Thomas Schwemer: Der Blickwechsel ist für alle eine Win-win-Situation. Für die Studierenden, da sie einen Einblick in eine andere Berufswelt bekommen und für unsere Jugendlichen, die neue Eindrücke erhalten. Für uns als Team ist der Blickwechsel spannend, weil eine Aussensicht im Arbeitsalltag sehr wertvoll ist. Die Studierenden stellen Fragen, geben neue Eindrücke und hinterfragen auch gewisse Arbeitsprozesse. Das kann zu Optimierungen und Verbesserungen in unserer Arbeit führen.

Würdet ihr den Blickwechsel auch anderen Studierenden und Organisationen oder Unternehmen empfehlen?

Janine Hasler: Auf jeden Fall! Ich würde ihn allen Studierenden empfehlen, weil man sonst nie diese Möglichkeit hat, intensiv in einen fachfremden Beruf zu schauen. Man gewinnt sehr viele neue Eindrücke und lernt Sachen, mit denen man sonst nie in Berührung gekommen wäre. Ausserdem hat mich das Team der Career Services bei der Organisation des Blickwechsels zuverlässig und flexibel unterstützt. In der Pflege herrscht Schichtbetrieb und deshalb war ich froh, dass ich die Informationen zum Blickwechsel sehr früh bekommen habe. Dadurch konnte ich das bei der Arbeit rechtzeitig mitteilen und alles organisieren.

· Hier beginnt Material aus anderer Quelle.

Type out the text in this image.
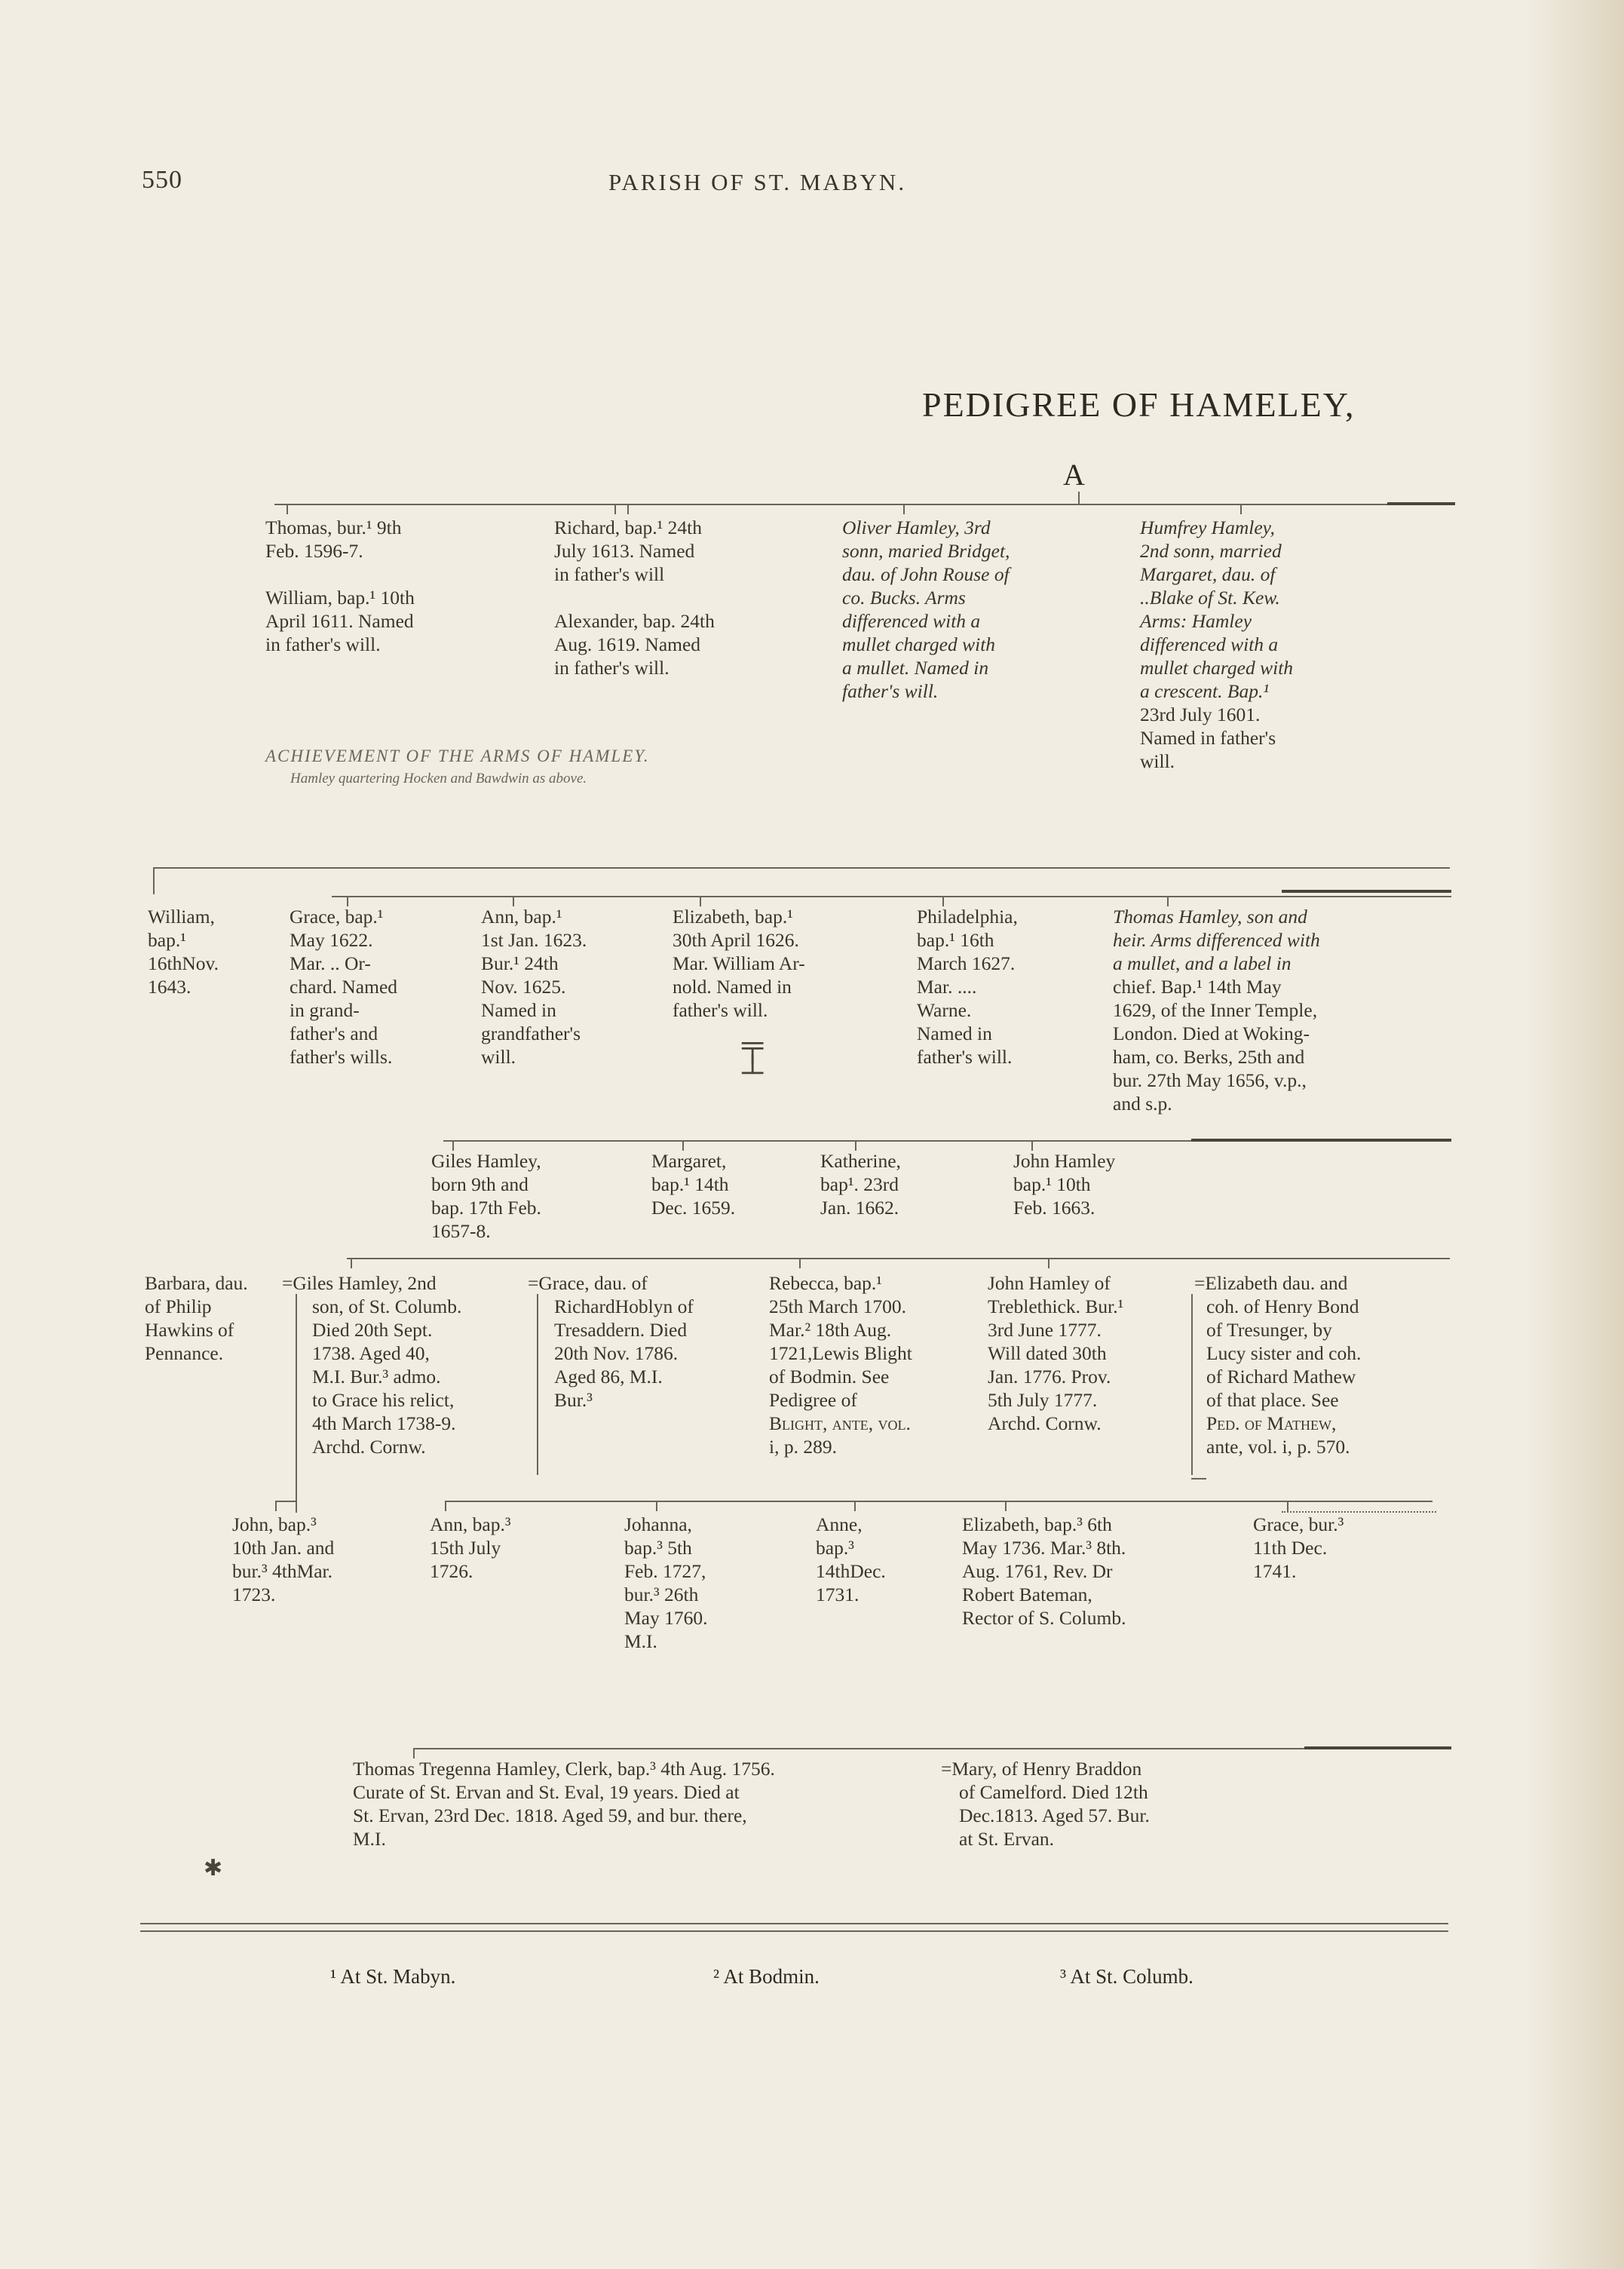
550	PARISH OF ST. MABYN.
PEDIGREE OF HAMELEY,
A
Thomas, bur.¹ 9th
Feb. 1596-7.
William, bap.¹ 10th
April 1611. Named
in father's will.
Richard, bap.¹ 24th
July 1613. Named
in father's will
Alexander, bap. 24th
Aug. 1619. Named
in father's will.
Oliver Hamley, 3rd
sonn, maried Bridget,
dau. of John Rouse of
co. Bucks. Arms
differenced with a
mullet charged with
a mullet. Named in
father's will.
Humfrey Hamley,
2nd sonn, married
Margaret, dau. of
..Blake of St. Kew.
Arms: Hamley
differenced with a
mullet charged with
a crescent. Bap.¹
23rd July 1601.
Named in father's
will.
ACHIEVEMENT OF THE ARMS OF HAMLEY.
Hamley quartering Hocken and Bawdwin as above.
William,
bap.¹
16thNov.
1643.
Grace, bap.¹
May 1622.
Mar. .. Or-
chard. Named
in grand-
father's and
father's wills.
Ann, bap.¹
1st Jan. 1623.
Bur.¹ 24th
Nov. 1625.
Named in
grandfather's
will.
Elizabeth, bap.¹
30th April 1626.
Mar. William Ar-
nold. Named in
father's will.
╤
┴
Philadelphia,
bap.¹ 16th
March 1627.
Mar. ....
Warne.
Named in
father's will.
Thomas Hamley, son and
heir. Arms differenced with
a mullet, and a label in
chief. Bap.¹ 14th May
1629, of the Inner Temple,
London. Died at Woking-
ham, co. Berks, 25th and
bur. 27th May 1656, v.p.,
and s.p.
Giles Hamley,
born 9th and
bap. 17th Feb.
1657-8.
Margaret,
bap.¹ 14th
Dec. 1659.
Katherine,
bap¹. 23rd
Jan. 1662.
John Hamley
bap.¹ 10th
Feb. 1663.
Barbara, dau.
of Philip
Hawkins of
Pennance.
=Giles Hamley, 2nd
son, of St. Columb.
Died 20th Sept.
1738. Aged 40,
M.I. Bur.³ admo.
to Grace his relict,
4th March 1738-9.
Archd. Cornw.
=Grace, dau. of
RichardHoblyn of
Tresaddern. Died
20th Nov. 1786.
Aged 86, M.I.
Bur.³
Rebecca, bap.¹
25th March 1700.
Mar.² 18th Aug.
1721,Lewis Blight
of Bodmin. See
Pedigree of
Blight, ante, vol.
i, p. 289.
John Hamley of
Treblethick. Bur.¹
3rd June 1777.
Will dated 30th
Jan. 1776. Prov.
5th July 1777.
Archd. Cornw.
=Elizabeth dau. and
coh. of Henry Bond
of Tresunger, by
Lucy sister and coh.
of Richard Mathew
of that place. See
Ped. of Mathew,
ante, vol. i, p. 570.
John, bap.³
10th Jan. and
bur.³ 4thMar.
1723.
Ann, bap.³
15th July
1726.
Johanna,
bap.³ 5th
Feb. 1727,
bur.³ 26th
May 1760.
M.I.
Anne,
bap.³
14thDec.
1731.
Elizabeth, bap.³ 6th
May 1736. Mar.³ 8th.
Aug. 1761, Rev. Dr
Robert Bateman,
Rector of S. Columb.
Grace, bur.³
11th Dec.
1741.
Thomas Tregenna Hamley, Clerk, bap.³ 4th Aug. 1756.
Curate of St. Ervan and St. Eval, 19 years. Died at
St. Ervan, 23rd Dec. 1818. Aged 59, and bur. there,
M.I.
=Mary, of Henry Braddon
of Camelford. Died 12th
Dec.1813. Aged 57. Bur.
at St. Ervan.
✱
¹ At St. Mabyn.	² At Bodmin.	³ At St. Columb.
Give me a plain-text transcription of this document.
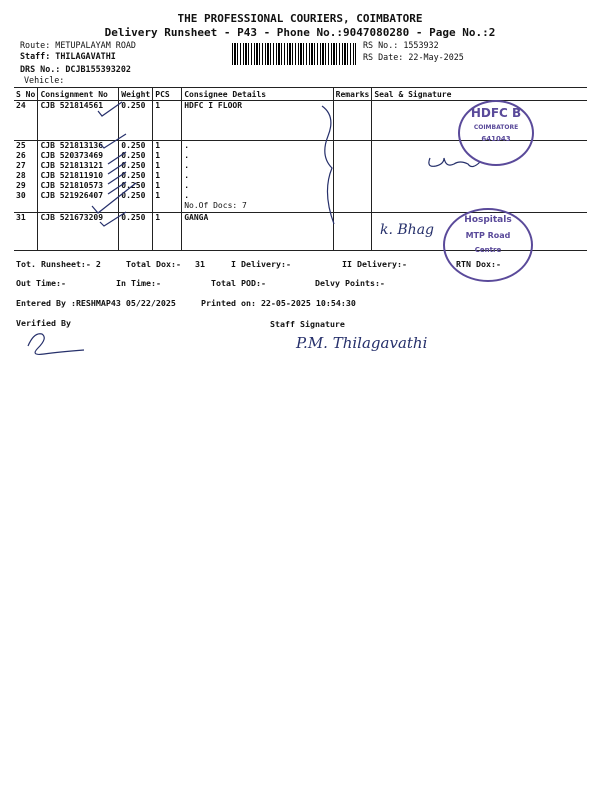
THE PROFESSIONAL COURIERS, COIMBATORE
Delivery Runsheet - P43 - Phone No.:9047080280 - Page No.:2
Route: METUPALAYAM ROAD
Staff: THILAGAVATHI
DRS No.: DCJB155393202
Vehicle:
RS No.: 1553932
RS Date: 22-May-2025
S No	Consignment No	Weight	PCS	Consignee Details	Remarks	Seal & Signature
24	CJB 521814561	0.250	1	HDFC I FLOOR		
25	CJB 521813136	0.250	1	.		
26	CJB 520373469	0.250	1	.		
27	CJB 521813121	0.250	1	.		
28	CJB 521811910	0.250	1	.		
29	CJB 521810573	0.250	1	.		
30	CJB 521926407	0.250	1	.		
				No.Of Docs: 7		
31	CJB 521673209	0.250	1	GANGA		
k. Bhag
HDFC B
COIMBATORE
641043
Hospitals
MTP Road
Centre
Tot. Runsheet:- 2	Total Dox:- 31	I Delivery:-	II Delivery:-	RTN Dox:-
Out Time:-	In Time:-	Total POD:-	Delvy Points:-
Entered By :RESHMAP43 05/22/2025	Printed on: 22-05-2025 10:54:30
Verified By	Staff Signature
P.M. Thilagavathi
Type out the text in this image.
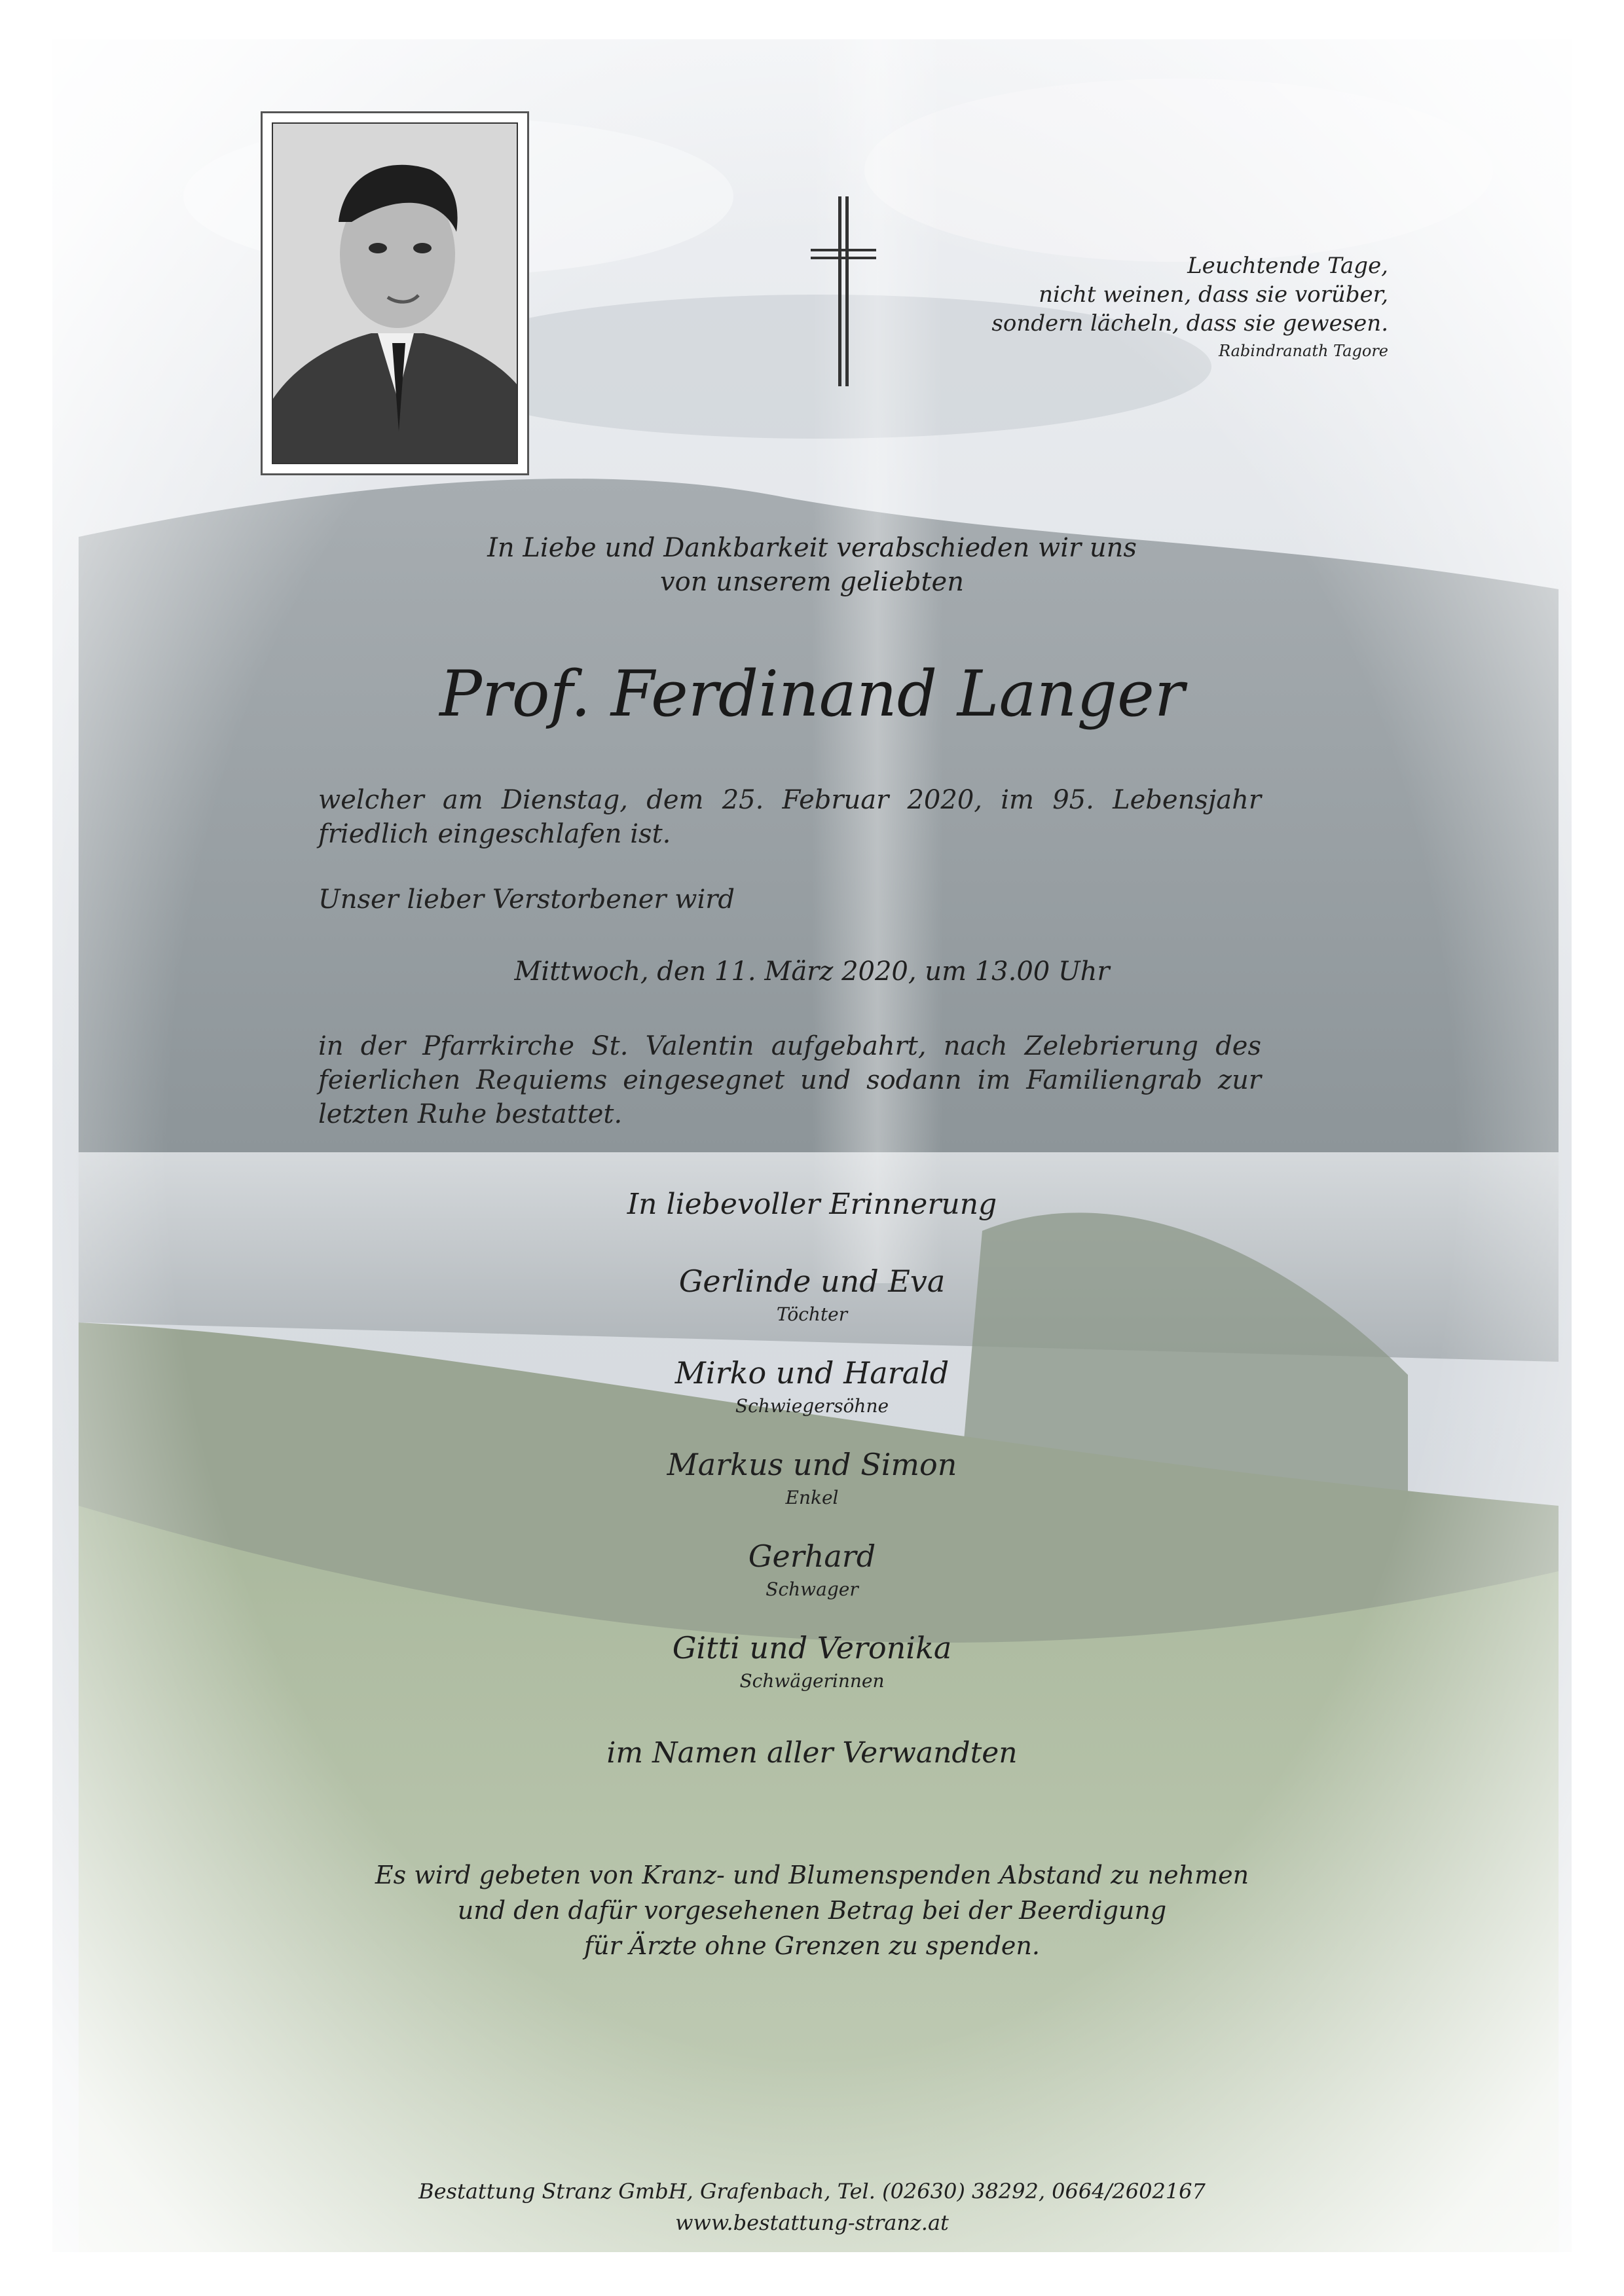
Leuchtende Tage,
nicht weinen, dass sie vorüber,
sondern lächeln, dass sie gewesen.
Rabindranath Tagore
In Liebe und Dankbarkeit verabschieden wir uns
von unserem geliebten
Prof. Ferdinand Langer
welcher am Dienstag, dem 25. Februar 2020, im 95. Lebensjahr friedlich eingeschlafen ist.
Unser lieber Verstorbener wird
Mittwoch, den 11. März 2020, um 13.00 Uhr
in der Pfarrkirche St. Valentin aufgebahrt, nach Zelebrierung des feierlichen Requiems eingesegnet und sodann im Familiengrab zur letzten Ruhe bestattet.
In liebevoller Erinnerung
Gerlinde und Eva
Töchter
Mirko und Harald
Schwiegersöhne
Markus und Simon
Enkel
Gerhard
Schwager
Gitti und Veronika
Schwägerinnen
im Namen aller Verwandten
Es wird gebeten von Kranz- und Blumenspenden Abstand zu nehmen
und den dafür vorgesehenen Betrag bei der Beerdigung
für Ärzte ohne Grenzen zu spenden.
Bestattung Stranz GmbH, Grafenbach, Tel. (02630) 38292, 0664/2602167
www.bestattung-stranz.at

Thomas Schwemer: Ich empfehle den Blickwechsel allen Unternehmen und Organisationen. Der Aufwand ist klein und es sind immer Studierende, die bereit sind, dass man sie gleich einspannt. Sie machen das freiwillig und haben dadurch eine grosse Motivation, sofort mitzumachen, mitzudenken und mitzuarbeiten. Das ist bei allen Mitarbeitenden im Bad Sonder immer sehr gut angekommen. Es kommen immer nur positive Rückmeldungen. Schlechte Erfahrungen haben wir mit dem Blickwechsel nie gemacht. Mit der Organisation hat auch immer alles perfekt funktioniert. Die Career Services sind für uns in der Praxis ein sehr wichtiger Ansprechpartner und wir sind froh um ihre Angebote.